若者の自己肯定感を挙げるには、教職員の自己肯定感も上げる。
管理職はニコニコしていることが大事。

最も教えやすく、最もテストしやすいスキルというのは、最もデジタル化、自動化、外部委託に移行しやすいスキルでもある(シュライヒャー OECD教育・スキル局長)

2021年度入試の東大入試はどうなるか?誰も答えられない。
何も決まっていないから、誰も何も答えられない。
時間がないからいい加減になっている。

完全実施まで見通した2025年度入試までは、かなり大変だろうと予測される。
新しい学習指導要領への移行は、いきなりは無理。
どのようにショートステップをきちっと作っていけるかが勝負。
このモデルをつくるのが進学校だと思う。

教育というのは年度で決まっている。
一年1サイクル。
何かあっても、来年まで待たなければならない。

※東大入試の抱える問題は?
東大の入試とはいえ、正解は一つに決まっている。

高校の一般教育としての教育と大学入試対策を切り分けた方がいいのではないか?
昔は、高校で入試対策なんかしていなかった。
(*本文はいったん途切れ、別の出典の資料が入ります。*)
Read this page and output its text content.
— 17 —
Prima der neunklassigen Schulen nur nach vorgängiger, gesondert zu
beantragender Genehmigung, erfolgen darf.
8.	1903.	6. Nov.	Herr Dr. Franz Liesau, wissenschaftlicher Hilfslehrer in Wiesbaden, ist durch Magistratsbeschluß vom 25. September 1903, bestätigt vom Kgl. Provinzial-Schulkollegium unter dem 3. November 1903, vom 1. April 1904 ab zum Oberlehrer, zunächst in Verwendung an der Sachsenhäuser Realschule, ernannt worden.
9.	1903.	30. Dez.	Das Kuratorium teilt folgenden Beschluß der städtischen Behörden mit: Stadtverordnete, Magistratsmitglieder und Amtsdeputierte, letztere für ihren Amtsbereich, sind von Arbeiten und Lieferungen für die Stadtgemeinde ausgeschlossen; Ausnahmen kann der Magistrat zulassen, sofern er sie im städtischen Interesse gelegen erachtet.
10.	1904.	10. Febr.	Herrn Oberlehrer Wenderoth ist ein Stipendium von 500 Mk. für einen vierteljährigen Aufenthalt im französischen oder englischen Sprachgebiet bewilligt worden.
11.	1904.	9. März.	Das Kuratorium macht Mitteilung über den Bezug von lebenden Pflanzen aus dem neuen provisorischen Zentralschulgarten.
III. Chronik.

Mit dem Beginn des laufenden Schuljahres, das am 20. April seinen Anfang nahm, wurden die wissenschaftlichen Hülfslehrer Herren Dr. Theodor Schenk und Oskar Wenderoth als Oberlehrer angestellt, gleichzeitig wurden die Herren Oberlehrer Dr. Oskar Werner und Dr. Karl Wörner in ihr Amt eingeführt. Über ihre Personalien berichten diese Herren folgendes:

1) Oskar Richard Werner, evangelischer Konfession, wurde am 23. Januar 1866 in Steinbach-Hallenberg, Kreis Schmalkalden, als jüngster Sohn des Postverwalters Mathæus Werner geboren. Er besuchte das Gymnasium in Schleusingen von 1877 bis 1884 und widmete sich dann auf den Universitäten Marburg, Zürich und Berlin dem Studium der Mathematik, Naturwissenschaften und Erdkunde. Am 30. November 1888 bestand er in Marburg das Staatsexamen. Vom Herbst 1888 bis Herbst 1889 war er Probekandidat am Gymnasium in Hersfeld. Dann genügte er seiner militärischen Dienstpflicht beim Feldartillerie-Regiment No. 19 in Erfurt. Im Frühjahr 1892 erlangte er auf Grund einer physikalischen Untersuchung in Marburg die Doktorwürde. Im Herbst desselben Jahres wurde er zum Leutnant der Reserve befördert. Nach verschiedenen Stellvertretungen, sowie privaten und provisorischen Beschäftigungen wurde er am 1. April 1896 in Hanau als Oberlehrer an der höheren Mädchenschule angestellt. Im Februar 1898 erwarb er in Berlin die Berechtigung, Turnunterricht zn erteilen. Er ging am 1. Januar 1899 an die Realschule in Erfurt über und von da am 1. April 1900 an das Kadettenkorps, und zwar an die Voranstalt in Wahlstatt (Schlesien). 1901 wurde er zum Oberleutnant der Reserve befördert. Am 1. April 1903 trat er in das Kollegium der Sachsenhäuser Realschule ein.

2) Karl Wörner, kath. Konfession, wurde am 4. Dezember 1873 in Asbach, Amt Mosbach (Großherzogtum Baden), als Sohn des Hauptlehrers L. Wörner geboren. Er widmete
それは予備校の仕事。
高校は、教科の深みを教えるものだった。

大学入試は、以前に比べて楽になっている。生徒の数が減っているから。

予備校の機能が低下している。これが実は問題。
予備校で教えていた人が大学に行って、入試をつくっていたりした。
でも、今はそういう人材が減っている。
大学入試問題をつくる技能が落ちてきている。

大隅先生だって、東大オープンの問題をつくっていた。

※どうしていくとよいか?
大学と高校のコミュニケーションをとらなければならなくなる。
これからは教え込むことをできる限りなくして、考えさせる

※入試はどう変わる?
文科省の指導が悪くて、ほとんど変わらなさそう。
私大はそもそもアラカルト入試だから、そのままいくかもしれない。

システムの問題とは日程の問題である。
日程を変えるべきである。
でも、それがうまくいかなかった。

ディプロマポリシーをどう定めるか?という問題もある。

共通テストを軸にしていくしかない。
国語なんかはかなり劇的に変わるだろう。

調査書を点数化するということがでてきても、それは難しいだろう。
労力がかかる、ということだけかもしれない。
入試という観点で見れば、無駄かもしれないが、社会的な要請で見れば意味があるかもしれない。
ポートフォリオをつくらせるのであれば、面接とセットでなければ意味がない。

個々の授業を振り返らせるかが重要。
これから求められるのは、経験を一般化していくこと。

「良い問い」とは何か?
正解主義に陥っていると、なかなか難しい。
いったん突き放してみてもよいかもしれない。

いかに生徒の時間をもつかということ。

正解主義を打ち破るための方法としてはディスカッションをしてもらう、なども有効。